"GP": Odżyją nieczynne linie kolejowe

"Gazeta Prawna" pisze, że w całym kraju odłogiem leżą łącznie aż cztery tysiące kilometrów tras, których już nie wykorzystują Polskie Koleje Państwowe. Jak podkreśla dziennik, władze samorządowe w wielu regionach dostrzegły korzyści i możliwości reaktywowania połączeń kolejowych na wielu nieczynnych dziś liniach.

Gazeta zaznacza, że takie działanie może być korzystne nie tylko z punktu widzenia budowy sieci transportu lokalnego, ale może też stanowić atrakcję dla turystów. Samorządowcy chcą zmiany przepisów tak, aby prawo umożliwiało tworzenie tak zwanej "lekkiej kolei", czyli systemu kolejowo-tramwajowego, który jest prostszy do uruchomienia i tańszy niż tradycyjna kolej.
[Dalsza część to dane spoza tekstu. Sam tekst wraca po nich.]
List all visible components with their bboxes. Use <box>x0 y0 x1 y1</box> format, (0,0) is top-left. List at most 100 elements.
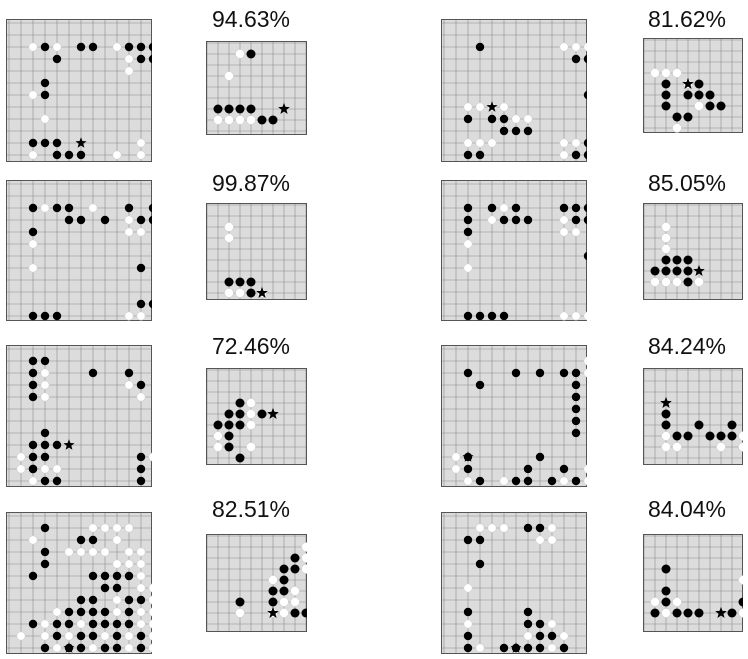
black-stone <box>40 452 50 462</box>
black-stone <box>52 311 62 321</box>
black-stone <box>112 631 122 641</box>
board-border <box>206 203 307 300</box>
board-border <box>441 180 587 321</box>
white-stone <box>547 619 557 629</box>
black-stone <box>475 311 485 321</box>
black-stone <box>112 619 122 629</box>
black-stone <box>52 150 62 160</box>
black-stone <box>100 571 110 581</box>
black-stone <box>28 356 38 366</box>
white-stone <box>112 559 122 569</box>
black-stone <box>136 464 146 474</box>
white-stone <box>672 597 682 607</box>
black-stone <box>76 215 86 225</box>
white-stone <box>694 101 704 111</box>
white-stone <box>650 277 660 287</box>
win-probability-label: 84.04% <box>648 496 727 522</box>
white-stone <box>738 442 743 452</box>
white-stone <box>64 547 74 557</box>
board-border <box>206 41 307 135</box>
black-stone <box>64 619 74 629</box>
full-board <box>6 345 152 487</box>
white-stone <box>499 476 509 486</box>
black-stone <box>301 608 307 618</box>
black-stone <box>523 476 533 486</box>
black-stone <box>235 104 245 114</box>
black-stone <box>661 420 671 430</box>
go-board <box>6 180 152 321</box>
full-board <box>441 19 587 162</box>
black-stone <box>475 559 485 569</box>
black-stone <box>583 215 587 225</box>
black-stone <box>52 619 62 629</box>
black-stone <box>224 277 234 287</box>
black-stone <box>487 203 497 213</box>
white-stone <box>112 150 122 160</box>
black-stone <box>40 356 50 366</box>
white-stone <box>487 215 497 225</box>
white-stone <box>52 643 62 653</box>
black-stone <box>290 564 300 574</box>
black-stone <box>136 215 146 225</box>
black-stone <box>28 311 38 321</box>
win-probability-label: 99.87% <box>212 170 291 196</box>
black-stone <box>559 203 569 213</box>
board-border <box>6 180 152 321</box>
white-stone <box>583 311 587 321</box>
star-marker-icon <box>256 286 268 298</box>
black-stone <box>76 42 86 52</box>
black-stone <box>463 535 473 545</box>
black-stone <box>705 431 715 441</box>
black-stone <box>279 575 289 585</box>
white-stone <box>499 102 509 112</box>
win-probability-label: 72.46% <box>212 333 291 359</box>
white-stone <box>559 150 569 160</box>
win-probability-label: 85.05% <box>648 170 727 196</box>
black-stone <box>88 571 98 581</box>
white-stone <box>547 535 557 545</box>
black-stone <box>235 597 245 607</box>
board-border <box>441 345 587 487</box>
black-stone <box>88 619 98 629</box>
black-stone <box>571 203 581 213</box>
white-stone <box>76 619 86 629</box>
black-stone <box>511 476 521 486</box>
white-stone <box>571 227 581 237</box>
black-stone <box>52 138 62 148</box>
black-stone <box>28 368 38 378</box>
go-board <box>441 512 587 654</box>
black-stone <box>559 368 569 378</box>
black-stone <box>136 631 146 641</box>
black-stone <box>499 126 509 136</box>
black-stone <box>499 643 509 653</box>
black-stone <box>511 126 521 136</box>
board-border <box>441 512 587 654</box>
white-stone <box>235 608 245 618</box>
white-stone <box>88 523 98 533</box>
zoom-board <box>643 534 743 632</box>
white-stone <box>148 452 152 462</box>
white-stone <box>246 442 256 452</box>
black-stone <box>257 409 267 419</box>
black-stone <box>124 42 134 52</box>
white-stone <box>112 523 122 533</box>
white-stone <box>661 222 671 232</box>
black-stone <box>224 420 234 430</box>
white-stone <box>571 311 581 321</box>
white-stone <box>124 54 134 64</box>
black-stone <box>661 266 671 276</box>
board-border <box>643 38 743 133</box>
white-stone <box>100 547 110 557</box>
black-stone <box>571 380 581 390</box>
black-stone <box>124 607 134 617</box>
white-stone <box>571 42 581 52</box>
black-stone <box>661 255 671 265</box>
black-stone <box>268 115 278 125</box>
white-stone <box>40 380 50 390</box>
black-stone <box>100 215 110 225</box>
black-stone <box>475 150 485 160</box>
full-board <box>441 512 587 654</box>
white-stone <box>136 227 146 237</box>
white-stone <box>224 288 234 298</box>
go-board <box>206 534 307 632</box>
Na razie jedynie nieliczne samorządy zdecydowały się na przejęcie od PKP zamkniętych linii. Pionierem wskrzeszania zawieszonych połączeń jest spółka Koleje Mazowieckie, należąca do samorządu województwa, która przejęła w regionie cały ruch pasażerski od PKP i uruchomiła aż sześć połączeń na nieużywanych liniach. W jej ślady chcą iść teraz między innymi samorządowcy z Dolnego Śląska, Pomorza czy Borów Tucholskich.

Linie na których PKP może przywrócić ruch pasażerski to m.in. Wałbrzych - Stronie Śląskie, Szklarska Poręba - Jakuszyce i Katowice - Tychy Miasto.